Pretty graphic testimony.  Attorney Nicole Day Waller is on the stand now.  She’s the first witness this jury has heard from who witnessed any of the murders.  She was arguing a motion on a civil case before Judge Barnes.  The judge had allowed argument on that motion before the start of Nichols’ trial that day.  She says she saw a well-dressed black man quietly come in behind the judge, through a door off to the side of the judge’s bench.  She saw his arm outstretched and assumed he was a law clerk, handing the judge a piece of paper.  Instead, she heard the gunshot and saw brain matter scatter like confetti.  (I’m about to call my news director to see if we should use that description on TV.) She then saw Nichols turn, point the gun at Julie Brandau and kill her, too.


Monday, Sept. 29th, 10:34am

September 29, 2008

Sgt. White is back on the stand.  He’s holding it together today, even when prosecutors showed him the gruesome photographs of Judge Barnes and Julie Brandau from the crime scene.  We chose not to show video over our webcast from the evidence camera.  The four most graphic pictures were not published at all in open court.  Instead, the pictures were passed from juror to juror in the jury box.  Pretty much the whole time, Brian Nichols looked down the defense table where he’s seated.


Friday, Sept. 26th, 6:05pm

September 26, 2008

It was hard not to cry, covering the trial today.  Retired Sgt.
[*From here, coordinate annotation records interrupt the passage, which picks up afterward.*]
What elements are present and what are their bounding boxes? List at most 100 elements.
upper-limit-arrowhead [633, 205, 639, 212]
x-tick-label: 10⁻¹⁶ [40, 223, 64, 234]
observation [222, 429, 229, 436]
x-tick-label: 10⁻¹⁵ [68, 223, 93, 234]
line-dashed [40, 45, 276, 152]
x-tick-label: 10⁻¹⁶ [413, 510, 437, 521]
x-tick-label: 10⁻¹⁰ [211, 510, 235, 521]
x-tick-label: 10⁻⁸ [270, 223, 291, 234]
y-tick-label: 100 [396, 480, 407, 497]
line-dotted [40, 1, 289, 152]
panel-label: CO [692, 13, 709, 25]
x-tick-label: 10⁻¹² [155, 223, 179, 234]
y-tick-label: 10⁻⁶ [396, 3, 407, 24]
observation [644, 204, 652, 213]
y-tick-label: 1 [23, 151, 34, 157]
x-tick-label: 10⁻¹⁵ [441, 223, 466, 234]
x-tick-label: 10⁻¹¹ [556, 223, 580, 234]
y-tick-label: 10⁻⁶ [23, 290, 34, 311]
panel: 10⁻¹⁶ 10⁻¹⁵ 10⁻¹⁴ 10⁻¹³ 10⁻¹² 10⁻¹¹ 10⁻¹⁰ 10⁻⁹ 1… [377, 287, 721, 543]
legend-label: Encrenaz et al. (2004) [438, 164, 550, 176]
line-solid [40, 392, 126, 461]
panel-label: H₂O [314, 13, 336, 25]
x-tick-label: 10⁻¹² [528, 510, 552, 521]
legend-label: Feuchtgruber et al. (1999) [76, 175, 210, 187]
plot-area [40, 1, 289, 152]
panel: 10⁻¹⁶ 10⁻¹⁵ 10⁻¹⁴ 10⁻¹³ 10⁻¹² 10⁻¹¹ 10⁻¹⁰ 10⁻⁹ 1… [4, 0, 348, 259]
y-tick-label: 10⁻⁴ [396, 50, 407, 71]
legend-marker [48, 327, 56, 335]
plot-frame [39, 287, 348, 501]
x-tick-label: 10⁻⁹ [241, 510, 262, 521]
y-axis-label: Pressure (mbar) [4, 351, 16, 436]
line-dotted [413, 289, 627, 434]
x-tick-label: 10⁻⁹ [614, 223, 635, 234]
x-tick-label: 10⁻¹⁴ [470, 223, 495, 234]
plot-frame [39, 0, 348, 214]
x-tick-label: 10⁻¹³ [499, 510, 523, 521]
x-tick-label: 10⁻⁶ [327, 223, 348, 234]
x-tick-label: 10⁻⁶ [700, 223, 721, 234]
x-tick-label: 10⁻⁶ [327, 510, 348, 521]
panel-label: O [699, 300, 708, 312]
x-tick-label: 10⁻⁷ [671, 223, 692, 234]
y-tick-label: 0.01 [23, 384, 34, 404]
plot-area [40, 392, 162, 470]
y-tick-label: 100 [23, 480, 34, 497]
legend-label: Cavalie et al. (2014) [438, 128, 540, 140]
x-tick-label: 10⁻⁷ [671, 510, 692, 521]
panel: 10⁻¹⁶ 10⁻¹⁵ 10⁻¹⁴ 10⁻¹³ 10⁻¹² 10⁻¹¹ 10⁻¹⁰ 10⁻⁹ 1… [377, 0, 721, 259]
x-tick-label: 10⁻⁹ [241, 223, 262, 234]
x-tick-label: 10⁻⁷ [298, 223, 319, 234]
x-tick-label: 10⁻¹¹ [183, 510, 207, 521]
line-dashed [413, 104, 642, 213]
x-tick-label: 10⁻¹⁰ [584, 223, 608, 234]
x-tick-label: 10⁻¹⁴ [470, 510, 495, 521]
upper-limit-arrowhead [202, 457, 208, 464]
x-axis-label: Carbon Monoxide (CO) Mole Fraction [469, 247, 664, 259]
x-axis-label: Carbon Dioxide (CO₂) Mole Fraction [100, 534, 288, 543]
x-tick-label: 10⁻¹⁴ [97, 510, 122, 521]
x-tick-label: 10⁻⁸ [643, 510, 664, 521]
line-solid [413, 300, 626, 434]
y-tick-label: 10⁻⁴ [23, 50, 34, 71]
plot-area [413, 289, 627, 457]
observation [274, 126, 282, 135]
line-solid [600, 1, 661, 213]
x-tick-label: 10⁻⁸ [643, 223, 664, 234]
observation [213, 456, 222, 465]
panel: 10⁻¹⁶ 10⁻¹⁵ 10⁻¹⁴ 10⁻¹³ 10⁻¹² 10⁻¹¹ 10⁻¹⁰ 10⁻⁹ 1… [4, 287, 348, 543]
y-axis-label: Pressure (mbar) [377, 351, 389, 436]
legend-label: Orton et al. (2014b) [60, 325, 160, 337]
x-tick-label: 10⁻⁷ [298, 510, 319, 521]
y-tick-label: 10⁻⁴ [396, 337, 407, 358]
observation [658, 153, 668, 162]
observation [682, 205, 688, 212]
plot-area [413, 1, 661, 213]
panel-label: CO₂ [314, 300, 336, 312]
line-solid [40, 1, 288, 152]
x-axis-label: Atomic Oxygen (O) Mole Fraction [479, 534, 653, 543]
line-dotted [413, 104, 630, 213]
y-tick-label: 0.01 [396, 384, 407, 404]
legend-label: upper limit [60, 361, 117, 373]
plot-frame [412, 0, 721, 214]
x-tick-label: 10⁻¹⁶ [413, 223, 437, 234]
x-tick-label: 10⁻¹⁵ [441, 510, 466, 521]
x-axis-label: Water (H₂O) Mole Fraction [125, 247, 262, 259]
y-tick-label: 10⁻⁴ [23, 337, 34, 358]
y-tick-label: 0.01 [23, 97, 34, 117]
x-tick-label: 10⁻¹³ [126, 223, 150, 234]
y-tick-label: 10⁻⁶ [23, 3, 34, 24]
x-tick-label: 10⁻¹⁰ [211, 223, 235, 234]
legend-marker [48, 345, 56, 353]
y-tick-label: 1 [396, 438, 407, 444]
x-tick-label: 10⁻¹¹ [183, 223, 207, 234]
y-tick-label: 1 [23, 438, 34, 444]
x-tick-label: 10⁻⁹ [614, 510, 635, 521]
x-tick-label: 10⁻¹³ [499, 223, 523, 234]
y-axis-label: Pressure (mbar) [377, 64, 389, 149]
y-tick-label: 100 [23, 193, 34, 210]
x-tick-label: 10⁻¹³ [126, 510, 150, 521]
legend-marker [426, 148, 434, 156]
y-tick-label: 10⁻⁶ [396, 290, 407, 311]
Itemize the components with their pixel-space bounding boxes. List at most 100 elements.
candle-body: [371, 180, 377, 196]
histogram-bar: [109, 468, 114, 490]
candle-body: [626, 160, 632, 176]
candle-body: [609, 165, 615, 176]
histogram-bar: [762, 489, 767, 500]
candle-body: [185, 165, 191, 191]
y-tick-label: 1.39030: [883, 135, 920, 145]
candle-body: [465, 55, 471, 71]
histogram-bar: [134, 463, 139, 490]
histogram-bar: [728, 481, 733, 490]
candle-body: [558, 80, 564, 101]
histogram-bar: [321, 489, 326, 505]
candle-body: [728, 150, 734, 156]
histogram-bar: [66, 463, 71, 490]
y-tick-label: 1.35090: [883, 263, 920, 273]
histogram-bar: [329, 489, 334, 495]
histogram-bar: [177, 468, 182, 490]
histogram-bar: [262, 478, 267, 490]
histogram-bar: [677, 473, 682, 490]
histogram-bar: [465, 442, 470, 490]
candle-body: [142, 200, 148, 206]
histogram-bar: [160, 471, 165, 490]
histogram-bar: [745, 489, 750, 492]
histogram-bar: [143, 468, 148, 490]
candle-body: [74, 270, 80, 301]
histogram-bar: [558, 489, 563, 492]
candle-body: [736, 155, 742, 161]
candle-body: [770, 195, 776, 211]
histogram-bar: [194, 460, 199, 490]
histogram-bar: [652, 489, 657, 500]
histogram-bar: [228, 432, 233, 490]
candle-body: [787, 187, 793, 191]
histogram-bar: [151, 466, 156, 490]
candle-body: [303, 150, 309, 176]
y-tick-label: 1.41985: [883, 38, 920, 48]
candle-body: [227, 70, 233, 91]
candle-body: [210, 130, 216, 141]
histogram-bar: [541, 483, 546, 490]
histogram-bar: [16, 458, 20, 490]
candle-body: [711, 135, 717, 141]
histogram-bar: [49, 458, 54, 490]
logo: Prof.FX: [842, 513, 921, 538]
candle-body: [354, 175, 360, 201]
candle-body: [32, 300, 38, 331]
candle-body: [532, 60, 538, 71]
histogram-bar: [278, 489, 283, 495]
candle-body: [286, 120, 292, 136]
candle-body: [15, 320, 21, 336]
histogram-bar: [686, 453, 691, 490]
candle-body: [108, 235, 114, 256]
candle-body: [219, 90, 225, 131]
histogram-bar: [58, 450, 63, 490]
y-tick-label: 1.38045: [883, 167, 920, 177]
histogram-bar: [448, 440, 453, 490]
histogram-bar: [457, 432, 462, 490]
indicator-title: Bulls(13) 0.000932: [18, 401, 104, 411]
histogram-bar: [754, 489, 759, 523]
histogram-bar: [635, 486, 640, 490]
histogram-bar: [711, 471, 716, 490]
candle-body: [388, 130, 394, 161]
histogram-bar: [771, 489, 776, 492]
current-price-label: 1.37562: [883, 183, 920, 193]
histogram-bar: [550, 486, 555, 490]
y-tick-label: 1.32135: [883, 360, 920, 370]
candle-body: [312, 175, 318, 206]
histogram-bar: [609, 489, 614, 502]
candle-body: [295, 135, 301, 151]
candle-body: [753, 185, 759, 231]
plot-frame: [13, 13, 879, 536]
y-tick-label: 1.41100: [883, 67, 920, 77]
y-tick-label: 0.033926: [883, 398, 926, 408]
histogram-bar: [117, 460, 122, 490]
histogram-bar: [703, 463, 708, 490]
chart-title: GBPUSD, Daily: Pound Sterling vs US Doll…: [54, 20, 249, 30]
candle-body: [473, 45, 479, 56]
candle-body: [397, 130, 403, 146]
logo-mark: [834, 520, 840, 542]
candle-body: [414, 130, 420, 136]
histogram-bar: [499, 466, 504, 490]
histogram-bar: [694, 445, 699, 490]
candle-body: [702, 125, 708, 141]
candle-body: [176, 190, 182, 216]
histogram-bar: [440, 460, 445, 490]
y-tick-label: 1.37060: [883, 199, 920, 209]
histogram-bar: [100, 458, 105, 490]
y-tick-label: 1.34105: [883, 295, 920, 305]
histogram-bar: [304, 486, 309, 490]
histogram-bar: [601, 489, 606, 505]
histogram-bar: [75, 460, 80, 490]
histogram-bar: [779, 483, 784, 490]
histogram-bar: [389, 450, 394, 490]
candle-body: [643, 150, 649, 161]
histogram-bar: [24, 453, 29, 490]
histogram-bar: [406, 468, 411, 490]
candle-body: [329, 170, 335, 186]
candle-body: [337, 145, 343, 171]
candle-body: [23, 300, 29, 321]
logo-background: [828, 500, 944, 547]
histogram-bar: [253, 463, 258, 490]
Grantley White broke down while testifying about the shootings that happened on his watch, in the courtroom he was assigned to protect.  He testified that he walked into the Judge’s chambers that morning, and saw Brian Nichols in the chambers pointing a gun at him.  He tried to disarm Nichols, but Nichols told him, “Don’t do it, Sarge.”  Nichols took his gun, told him to handcuff two staffers and then himself.  When it was all over, he saw the bloody scene in the courtroom.  He’ll be back on the stand on Monday.